Healthcare

How market mechanisms could improve A&E services


Seemingly not a day goes by without a politician rallying voters with promises to improve NHS waiting times. Outside the UK this must be a very odd spectacle. This level of religious zeal for waiting times is not seen in much of Europe, and indeed Germany doesn’t even measure waiting times nationally. All measure of service quality, dignity, clinical outcomes and efficiency in urgent care has been pared down by coalition and opposition politicians to a singularity: How many patients in A&E were seen within four hours?

The King’s Fund think tank has shown the number of attendances in Type 1 A&Es (Major A&Es) has not changed in a decade yet admissions soared. And the National Audit Office has shown that a quarter of ward admissions from A&E happened in the final 10 minutes of the target last year, with the system gamed to avoid sanctions, leading to inappropriate and costly admissions. This reduces bed availability, leads to crowding in A&E and delays admissions that result in target breaches and sanctions. Moreover, sanctions reduce funding available to hire extra staff to see patients promptly. The four-hour wait is self-defeating.

Clinical triaging systems on the other hand draw the line at two hours for standard A&E cases with cases lower than this designated non-urgent. These non-urgent cases are not accidents or emergencies yet the NHS creates perverse incentives for them to be seen in A&E. It is cheaper to see non-urgent cases in primary care but the 95 per cent four-hour wait target is easily achieved when quick-to-see cases are part of A&E’s total. There is no means for non-urgent cases to be redirected to a GP beyond returning the patient to their own medical practice, and this amounts to a refusal to see the patient.

Liberating GPs to allow them to offer their own patients fee-per-service appointments outside practice hours would add extra capacity without cost to the NHS and allow doctors who do not wish to take up a formal out-of-hours contract to enter the market for urgent care. This would also give working people the option of seeing their GP at the weekend or evenings at their own convenience. Given that 70 per cent of private medical insurance is purchased by employers in the UK there is evidence to suggest employers rather than patients would pick up the bill if the trade-off to the company merited it.

Furthermore, directing out-of-hours GPs to work onsite in A&E would remove the moral hazard faced by patients with little objective sense of urgency. Non-urgent cases could be seen post A&E triage by GPs and one could be sure GPs were used to their full capacity given they are paid per hour and not per case for their work. Since primary care appointments often take days or weeks to arrange, a same day service is fast by comparison.

A&E departments could sell fast passes for express appointments to patients who wish to see an A&E specialist with a non-urgent case at peak times, with receipts retained by the A&E to help fund the service. If sold on a cost-neutral basis, this would open up convenient specialist care to those unable to afford a fully private service. Free-of-charge fast passes could be offered for off-peak, early morning appointments, allowing patients to come back to A&E the next day at a fixed time.
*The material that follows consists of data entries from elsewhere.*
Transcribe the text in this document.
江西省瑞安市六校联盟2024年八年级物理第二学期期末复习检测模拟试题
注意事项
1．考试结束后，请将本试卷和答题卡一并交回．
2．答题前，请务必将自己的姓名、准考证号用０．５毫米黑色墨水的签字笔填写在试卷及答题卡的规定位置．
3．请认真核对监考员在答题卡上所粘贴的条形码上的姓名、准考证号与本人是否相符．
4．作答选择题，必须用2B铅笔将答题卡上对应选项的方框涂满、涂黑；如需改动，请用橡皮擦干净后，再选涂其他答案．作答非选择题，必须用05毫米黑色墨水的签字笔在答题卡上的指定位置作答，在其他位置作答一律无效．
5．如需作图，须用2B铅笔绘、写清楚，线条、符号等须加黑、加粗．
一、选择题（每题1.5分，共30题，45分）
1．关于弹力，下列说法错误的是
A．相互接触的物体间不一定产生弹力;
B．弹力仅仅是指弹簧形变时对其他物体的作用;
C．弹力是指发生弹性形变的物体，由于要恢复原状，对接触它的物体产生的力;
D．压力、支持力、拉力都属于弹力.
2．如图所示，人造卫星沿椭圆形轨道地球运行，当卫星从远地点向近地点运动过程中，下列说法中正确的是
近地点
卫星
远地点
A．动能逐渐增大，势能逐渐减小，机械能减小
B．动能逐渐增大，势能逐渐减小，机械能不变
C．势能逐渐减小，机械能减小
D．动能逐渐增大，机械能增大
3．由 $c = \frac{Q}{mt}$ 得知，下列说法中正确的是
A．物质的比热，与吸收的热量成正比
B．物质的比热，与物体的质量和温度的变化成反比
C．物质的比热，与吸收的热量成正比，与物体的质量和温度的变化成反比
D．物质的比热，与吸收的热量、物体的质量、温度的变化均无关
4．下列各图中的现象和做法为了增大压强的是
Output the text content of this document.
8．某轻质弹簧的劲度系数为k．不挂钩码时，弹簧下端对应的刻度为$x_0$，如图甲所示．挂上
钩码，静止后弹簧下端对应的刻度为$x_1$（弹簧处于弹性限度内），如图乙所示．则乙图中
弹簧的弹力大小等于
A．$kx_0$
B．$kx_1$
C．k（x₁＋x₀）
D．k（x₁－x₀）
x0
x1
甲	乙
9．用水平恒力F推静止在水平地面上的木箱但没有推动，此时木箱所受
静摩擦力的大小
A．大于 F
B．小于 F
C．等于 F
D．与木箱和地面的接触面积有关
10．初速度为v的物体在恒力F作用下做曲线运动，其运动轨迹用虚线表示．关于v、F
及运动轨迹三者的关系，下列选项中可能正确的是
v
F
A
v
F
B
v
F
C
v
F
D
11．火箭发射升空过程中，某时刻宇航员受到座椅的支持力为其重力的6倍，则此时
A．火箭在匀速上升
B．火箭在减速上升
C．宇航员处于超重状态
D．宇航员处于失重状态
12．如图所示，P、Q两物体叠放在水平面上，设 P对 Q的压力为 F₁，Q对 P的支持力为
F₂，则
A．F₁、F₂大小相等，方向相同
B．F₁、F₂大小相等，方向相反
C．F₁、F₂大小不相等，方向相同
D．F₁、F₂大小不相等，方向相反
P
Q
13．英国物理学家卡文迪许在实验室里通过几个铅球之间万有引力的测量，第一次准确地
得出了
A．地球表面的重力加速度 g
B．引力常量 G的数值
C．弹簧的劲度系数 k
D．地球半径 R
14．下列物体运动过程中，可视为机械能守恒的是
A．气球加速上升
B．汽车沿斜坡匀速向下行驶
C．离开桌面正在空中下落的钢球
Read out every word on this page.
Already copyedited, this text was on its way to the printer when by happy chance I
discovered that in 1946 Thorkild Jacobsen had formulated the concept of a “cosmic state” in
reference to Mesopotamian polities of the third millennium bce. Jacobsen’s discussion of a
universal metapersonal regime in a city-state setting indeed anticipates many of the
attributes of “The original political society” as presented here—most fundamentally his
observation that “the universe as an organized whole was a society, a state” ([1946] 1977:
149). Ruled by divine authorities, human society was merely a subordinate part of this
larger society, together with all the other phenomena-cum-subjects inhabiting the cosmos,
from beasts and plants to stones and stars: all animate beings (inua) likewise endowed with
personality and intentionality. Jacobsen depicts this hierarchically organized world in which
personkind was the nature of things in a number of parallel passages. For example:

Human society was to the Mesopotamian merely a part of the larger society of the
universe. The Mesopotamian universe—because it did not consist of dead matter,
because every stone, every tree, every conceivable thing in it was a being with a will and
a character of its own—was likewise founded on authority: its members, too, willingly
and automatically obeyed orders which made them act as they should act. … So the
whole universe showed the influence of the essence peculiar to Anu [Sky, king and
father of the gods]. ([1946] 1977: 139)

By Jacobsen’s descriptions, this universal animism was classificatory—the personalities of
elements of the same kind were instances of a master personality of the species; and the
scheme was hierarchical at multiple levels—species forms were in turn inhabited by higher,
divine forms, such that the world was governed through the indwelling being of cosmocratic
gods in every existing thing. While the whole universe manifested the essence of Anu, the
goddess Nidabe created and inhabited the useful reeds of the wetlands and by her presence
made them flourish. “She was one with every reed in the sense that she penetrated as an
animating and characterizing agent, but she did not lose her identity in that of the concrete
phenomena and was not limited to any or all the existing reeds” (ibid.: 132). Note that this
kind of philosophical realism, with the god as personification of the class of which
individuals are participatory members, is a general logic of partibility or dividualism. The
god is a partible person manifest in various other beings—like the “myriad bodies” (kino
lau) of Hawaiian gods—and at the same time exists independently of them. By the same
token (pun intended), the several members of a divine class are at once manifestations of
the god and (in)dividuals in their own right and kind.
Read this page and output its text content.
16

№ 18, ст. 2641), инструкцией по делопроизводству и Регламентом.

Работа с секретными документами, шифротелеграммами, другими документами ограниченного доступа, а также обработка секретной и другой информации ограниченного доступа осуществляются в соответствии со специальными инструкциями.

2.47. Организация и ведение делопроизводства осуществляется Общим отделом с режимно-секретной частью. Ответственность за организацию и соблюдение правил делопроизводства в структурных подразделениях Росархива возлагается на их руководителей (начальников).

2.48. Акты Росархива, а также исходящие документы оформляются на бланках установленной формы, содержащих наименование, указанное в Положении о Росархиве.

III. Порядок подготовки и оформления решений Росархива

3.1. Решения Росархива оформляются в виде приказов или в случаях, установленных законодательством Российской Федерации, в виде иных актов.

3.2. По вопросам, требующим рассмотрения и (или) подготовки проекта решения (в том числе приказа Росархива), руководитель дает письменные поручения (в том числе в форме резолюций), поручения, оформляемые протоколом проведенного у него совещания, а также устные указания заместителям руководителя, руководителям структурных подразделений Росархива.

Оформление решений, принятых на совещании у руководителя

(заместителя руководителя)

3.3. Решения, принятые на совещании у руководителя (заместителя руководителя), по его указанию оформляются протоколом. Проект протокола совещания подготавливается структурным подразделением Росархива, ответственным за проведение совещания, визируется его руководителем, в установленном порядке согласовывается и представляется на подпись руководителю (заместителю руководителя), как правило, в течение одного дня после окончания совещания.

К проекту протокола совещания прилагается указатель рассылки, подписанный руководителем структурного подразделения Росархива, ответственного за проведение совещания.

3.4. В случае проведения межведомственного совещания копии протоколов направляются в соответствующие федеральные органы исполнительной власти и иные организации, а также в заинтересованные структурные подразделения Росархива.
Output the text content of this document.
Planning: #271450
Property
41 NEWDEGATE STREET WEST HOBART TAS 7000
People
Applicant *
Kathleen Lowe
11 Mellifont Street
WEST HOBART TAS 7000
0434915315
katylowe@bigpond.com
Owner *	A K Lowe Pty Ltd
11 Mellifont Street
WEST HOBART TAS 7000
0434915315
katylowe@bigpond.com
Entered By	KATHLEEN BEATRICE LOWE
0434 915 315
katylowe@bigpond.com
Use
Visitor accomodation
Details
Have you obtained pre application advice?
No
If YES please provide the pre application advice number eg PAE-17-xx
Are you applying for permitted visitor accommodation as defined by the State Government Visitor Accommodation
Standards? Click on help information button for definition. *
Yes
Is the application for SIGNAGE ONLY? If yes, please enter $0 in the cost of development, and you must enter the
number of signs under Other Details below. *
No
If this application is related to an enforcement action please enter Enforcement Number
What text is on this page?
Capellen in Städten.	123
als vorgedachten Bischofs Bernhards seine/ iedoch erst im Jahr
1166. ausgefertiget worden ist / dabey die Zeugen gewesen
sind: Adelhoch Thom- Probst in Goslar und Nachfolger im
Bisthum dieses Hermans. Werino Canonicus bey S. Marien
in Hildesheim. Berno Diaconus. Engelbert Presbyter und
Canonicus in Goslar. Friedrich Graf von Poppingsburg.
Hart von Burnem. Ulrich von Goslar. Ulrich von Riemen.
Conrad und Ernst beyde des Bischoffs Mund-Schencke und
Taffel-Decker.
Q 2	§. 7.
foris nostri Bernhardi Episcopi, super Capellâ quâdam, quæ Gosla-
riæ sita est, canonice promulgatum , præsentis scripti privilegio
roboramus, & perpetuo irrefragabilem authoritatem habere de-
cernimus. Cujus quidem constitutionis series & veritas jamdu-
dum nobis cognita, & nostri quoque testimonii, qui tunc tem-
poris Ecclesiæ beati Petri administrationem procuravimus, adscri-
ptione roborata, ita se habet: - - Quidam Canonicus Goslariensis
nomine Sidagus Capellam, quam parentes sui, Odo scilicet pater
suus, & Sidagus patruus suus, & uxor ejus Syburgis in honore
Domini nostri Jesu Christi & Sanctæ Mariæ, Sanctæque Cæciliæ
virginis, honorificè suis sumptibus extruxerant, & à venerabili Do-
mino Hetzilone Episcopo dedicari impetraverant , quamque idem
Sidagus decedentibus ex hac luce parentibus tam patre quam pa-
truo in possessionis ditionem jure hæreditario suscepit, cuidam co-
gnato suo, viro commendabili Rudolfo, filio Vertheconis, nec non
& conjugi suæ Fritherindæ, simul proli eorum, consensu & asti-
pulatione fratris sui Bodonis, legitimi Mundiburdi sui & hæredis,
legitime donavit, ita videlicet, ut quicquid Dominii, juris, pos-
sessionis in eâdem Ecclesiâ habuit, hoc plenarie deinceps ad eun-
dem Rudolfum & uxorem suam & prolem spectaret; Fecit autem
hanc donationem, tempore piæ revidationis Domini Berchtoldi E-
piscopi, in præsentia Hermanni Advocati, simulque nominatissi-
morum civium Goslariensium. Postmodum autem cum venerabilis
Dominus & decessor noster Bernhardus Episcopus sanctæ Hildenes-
Every NHS patient would benefit from these express appointments, as a small number of fee-paying patients would fund more senior staff to be onsite. At the weekends and evenings a quick conversation with an onsite consultant between appointments would increase the level of supervision and safety of junior doctors who deliver over a third of the service. Weekend cover is not mandated in the current consultant contract and this makes it difficult for A&Es to supervise juniors optimally.

It is controversial to argue for charging in a tax-funded NHS but much less contentious to fine people whose antisocial behaviour has wasted resources that could be used to help those in urgent need. Recovering opportunity costs from patients drunk and disorderly/incapable, and those who abscond without being seen would provide strong incentives for responsible behaviour. It is especially important to recover costs from patients who use ambulances to attend A&E and then abscond, as each ambulance trip costs in excess of £200.

Every A&E department is different in size and scope so it makes sense for triaging and waiting times to be devolved to foundation trusts. An extended network of experienced clinicians can make discrete professional decisions to determine hierarchies of needs locally. The universal four-hour target is fatally conceited, self-defeating and ought to be scrapped.


1 thought on “How market mechanisms could improve A&E services”

  1. Posted 07/08/2014 at 17:16 | Permalink

    The NHS is a failed socialist near monopoly health provider. It fails because it has no competition to lay bear it’s failings, no customer base that can walk if they do not like what they are getting and, simpl;y sucks on the teat of the taxpayer for more funds when its incompetence results in budget over runs.

    Why on earth give advice that might help them continue with their shoddy service? Best to let them fall and let them fall sooner rather than later and then we might see the politicians wake up to the obvious solution: full privatisation in a fully competitive market.